If the crisis at AMU is rooted in the more wide ranging problems of that university it is also not unique to AMU. It is part of a more widespread phenomenon which has been on the increase since the 1970's. It is seen in efforts by local political groups, regional parties and even central political parties to prevent academics from maintaining views of an independent kind with regard to the study of Indian society and culture. This has been especially noticeable in the discipline of history and not surprisingly since history plays a major role in the creating of new social identities and in the self-perceptions of cultures and groups aspiring to power.

Thus we have had the suspension of a historian at Marathawada University at Aurangabad for writing a critical piece on Shivaji; the suspension of two historians at Dibrugarh for quoting in a researched article the views of nineteenth which were unappreciative of the society; a historian at Punjabi University, Patiala who drew the anger of orthodox Sikhs for his innocuous views on one of the gurus; and the national debate on school textbooks published by NCERT which were attacked for being anti-Hindu, pro-Muslim, pro-Marxist and what have you by RSS, the Arya-Samaj and various Hindu communal organisations. All these are attempts to throttle dissident views and those which do not conform to what is now regarded as the received version of Indian history and definition of Indian culture.
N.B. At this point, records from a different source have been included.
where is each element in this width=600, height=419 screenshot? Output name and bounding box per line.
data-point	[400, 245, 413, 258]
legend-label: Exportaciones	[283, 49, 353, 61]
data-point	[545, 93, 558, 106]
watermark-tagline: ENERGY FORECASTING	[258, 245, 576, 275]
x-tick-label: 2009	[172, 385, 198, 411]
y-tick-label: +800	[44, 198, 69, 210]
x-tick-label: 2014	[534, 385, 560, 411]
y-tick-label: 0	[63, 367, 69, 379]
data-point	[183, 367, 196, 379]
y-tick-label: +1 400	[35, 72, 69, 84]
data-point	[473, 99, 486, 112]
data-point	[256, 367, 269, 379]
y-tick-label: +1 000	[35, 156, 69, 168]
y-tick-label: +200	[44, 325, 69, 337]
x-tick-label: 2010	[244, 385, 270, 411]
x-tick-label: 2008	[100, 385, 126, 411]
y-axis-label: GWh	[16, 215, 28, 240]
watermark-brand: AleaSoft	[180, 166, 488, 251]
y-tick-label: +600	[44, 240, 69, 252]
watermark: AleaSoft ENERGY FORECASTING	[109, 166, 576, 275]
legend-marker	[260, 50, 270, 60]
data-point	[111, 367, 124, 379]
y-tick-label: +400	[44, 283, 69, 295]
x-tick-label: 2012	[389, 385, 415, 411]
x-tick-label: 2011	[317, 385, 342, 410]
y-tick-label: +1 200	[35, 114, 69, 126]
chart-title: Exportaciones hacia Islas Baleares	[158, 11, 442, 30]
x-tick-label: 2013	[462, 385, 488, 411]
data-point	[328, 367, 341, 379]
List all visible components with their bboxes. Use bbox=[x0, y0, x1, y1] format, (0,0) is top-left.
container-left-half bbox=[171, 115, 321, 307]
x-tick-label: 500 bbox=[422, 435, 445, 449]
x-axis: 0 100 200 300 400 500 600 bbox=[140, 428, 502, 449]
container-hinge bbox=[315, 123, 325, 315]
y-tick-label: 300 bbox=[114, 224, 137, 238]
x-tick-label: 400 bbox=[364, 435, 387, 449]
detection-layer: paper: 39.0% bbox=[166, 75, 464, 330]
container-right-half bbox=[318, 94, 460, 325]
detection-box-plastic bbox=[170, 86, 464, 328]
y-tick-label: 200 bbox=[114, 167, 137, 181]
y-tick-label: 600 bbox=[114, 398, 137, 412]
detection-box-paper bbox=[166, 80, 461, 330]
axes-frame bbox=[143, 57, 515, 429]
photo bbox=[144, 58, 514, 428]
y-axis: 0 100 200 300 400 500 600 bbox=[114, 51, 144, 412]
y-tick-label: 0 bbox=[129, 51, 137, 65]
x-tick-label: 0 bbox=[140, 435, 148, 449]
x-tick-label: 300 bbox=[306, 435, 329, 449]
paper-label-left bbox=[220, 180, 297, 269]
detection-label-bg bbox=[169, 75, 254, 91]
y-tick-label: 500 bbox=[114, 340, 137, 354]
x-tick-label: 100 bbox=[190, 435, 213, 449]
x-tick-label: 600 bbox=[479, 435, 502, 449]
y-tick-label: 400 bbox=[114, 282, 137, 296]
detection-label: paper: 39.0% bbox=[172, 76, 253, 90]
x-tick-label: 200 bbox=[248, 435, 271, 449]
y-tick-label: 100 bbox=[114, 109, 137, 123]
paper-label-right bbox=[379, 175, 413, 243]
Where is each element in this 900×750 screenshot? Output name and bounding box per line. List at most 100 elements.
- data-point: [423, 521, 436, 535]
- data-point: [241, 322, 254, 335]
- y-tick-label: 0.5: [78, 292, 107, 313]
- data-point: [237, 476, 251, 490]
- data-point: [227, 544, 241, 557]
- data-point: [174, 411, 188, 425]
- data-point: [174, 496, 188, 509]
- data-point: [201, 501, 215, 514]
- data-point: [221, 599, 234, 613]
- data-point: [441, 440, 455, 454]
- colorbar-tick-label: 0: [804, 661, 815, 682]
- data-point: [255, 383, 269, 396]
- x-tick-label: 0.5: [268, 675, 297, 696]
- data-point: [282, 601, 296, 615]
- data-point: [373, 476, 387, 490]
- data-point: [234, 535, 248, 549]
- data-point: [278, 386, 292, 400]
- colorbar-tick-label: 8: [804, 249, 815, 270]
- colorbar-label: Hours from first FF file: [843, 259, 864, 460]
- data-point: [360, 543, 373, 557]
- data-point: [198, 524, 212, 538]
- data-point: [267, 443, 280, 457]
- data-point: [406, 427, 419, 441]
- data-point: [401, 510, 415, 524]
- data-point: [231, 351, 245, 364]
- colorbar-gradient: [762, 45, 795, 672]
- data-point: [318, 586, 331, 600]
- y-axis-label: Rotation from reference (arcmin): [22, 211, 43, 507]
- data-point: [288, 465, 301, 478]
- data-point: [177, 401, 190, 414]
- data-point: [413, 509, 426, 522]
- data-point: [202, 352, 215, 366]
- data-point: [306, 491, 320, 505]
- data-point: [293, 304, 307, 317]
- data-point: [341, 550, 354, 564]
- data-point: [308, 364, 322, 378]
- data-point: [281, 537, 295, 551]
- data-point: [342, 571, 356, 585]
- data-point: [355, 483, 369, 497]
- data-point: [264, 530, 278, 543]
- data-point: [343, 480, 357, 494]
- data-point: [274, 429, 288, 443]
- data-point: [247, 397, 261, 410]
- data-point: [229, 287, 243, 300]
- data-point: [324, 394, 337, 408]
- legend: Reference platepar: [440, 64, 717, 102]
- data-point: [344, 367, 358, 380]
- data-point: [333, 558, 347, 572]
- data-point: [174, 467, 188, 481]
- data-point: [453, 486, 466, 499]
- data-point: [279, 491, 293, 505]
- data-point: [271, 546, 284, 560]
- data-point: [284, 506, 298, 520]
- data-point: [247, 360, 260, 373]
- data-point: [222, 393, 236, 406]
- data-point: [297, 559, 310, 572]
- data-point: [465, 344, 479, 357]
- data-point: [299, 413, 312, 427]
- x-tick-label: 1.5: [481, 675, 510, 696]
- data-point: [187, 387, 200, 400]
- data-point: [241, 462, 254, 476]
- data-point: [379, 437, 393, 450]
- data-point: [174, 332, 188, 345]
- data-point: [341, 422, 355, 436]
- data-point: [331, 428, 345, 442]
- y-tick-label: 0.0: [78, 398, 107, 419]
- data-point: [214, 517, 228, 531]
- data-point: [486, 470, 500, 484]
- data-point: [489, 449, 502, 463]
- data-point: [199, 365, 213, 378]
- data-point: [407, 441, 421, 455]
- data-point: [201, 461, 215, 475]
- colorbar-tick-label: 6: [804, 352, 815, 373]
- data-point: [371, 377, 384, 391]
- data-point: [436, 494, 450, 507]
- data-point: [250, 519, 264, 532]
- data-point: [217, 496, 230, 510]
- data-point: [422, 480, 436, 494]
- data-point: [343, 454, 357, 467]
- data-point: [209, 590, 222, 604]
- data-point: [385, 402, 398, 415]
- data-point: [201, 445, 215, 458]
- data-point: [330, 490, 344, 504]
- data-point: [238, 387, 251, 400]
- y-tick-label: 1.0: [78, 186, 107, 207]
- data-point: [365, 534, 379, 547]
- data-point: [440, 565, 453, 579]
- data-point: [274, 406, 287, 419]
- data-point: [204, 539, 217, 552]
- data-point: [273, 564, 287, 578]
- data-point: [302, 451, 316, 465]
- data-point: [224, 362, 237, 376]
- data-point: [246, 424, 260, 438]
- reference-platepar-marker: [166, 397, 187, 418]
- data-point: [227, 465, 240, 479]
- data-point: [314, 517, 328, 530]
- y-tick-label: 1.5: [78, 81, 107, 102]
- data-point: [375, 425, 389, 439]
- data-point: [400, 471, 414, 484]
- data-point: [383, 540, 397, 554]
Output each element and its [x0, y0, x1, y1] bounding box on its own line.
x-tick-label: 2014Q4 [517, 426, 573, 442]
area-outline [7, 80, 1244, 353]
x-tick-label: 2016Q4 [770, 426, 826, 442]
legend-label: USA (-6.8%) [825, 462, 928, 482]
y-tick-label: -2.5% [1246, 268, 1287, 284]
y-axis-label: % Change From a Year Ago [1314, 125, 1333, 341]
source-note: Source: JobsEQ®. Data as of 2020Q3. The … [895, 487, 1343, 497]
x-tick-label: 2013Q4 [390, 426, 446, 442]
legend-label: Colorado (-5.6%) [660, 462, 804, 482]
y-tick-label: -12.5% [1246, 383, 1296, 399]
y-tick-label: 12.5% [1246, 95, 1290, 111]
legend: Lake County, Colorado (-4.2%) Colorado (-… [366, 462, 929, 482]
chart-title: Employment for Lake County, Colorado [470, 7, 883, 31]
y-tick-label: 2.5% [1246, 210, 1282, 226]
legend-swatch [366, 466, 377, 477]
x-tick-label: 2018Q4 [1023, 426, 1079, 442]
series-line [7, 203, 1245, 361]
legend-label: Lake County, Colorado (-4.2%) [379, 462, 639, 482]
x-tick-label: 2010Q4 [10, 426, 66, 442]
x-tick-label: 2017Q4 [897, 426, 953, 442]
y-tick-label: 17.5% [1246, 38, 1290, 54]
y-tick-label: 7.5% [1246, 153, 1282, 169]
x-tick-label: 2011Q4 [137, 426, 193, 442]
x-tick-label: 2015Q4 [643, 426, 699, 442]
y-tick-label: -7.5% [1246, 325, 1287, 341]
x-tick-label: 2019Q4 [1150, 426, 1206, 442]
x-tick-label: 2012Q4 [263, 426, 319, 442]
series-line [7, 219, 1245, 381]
This danger becomes even greater when universities themselves are converted into factories for upholding particular views. An example of such a change relates once again to the AMU in the AMU Act of 1981 to ensure its minority character. What was originally meant to be just a change in nomenclature has now taken on the dimensions of a major change in the very essentials of the University. All power will vest with the Vice-Chancellor and the University Court which by its composition according to Muslim institutions will represent conservative Muslim opinion. One wonders where liberal Muslim faculty members will go once this change come in. The even more heinous aspect of the Act is that by converting the AMU into a minority character institution it implies giving full rights to the University to dismiss any faculty member it wishes to and the person dismissed cannot file a writ in a court of law against the dismissal. It thus converts a state university into virtually a private institution and yet even after such drastic changes in its statutes the AMU will still be called a central university - a neat way of ridiculing the concept of a central university. It is also a moot point how any government or political party which upholds secularism can support such a change and yet most of the political parties in this country seem anxious of support it.

Doubtless after the AMU Act, there will be a spurt of demands for minority character universities from the Sikhs, Christians, Parsis, Scheduled castes and Scheduled Tribes, not to mention majority character universities wishing to exclude students from minority groups who will then have their own universities. Such a situation will contradict the universal character which has always been help up as the chief quality of a university.

These issues are pertinent at this point because of communal, chauvinist and obscurantist tendencies becoming the perceived a venues of self-identity and the exploitation of these tendencies by those either in power or aspiring to power. The question of academic freedom cannot be circumscribed by the need of a particular group within a particular community. The right of individuals to hold and express diverse views on any aspect of life cannot be denied, especially in an academic institution. The attacks on individuals in universities should not be treated as isolated instances affecting the particular university but as trends which may further damage a deteriorating situation.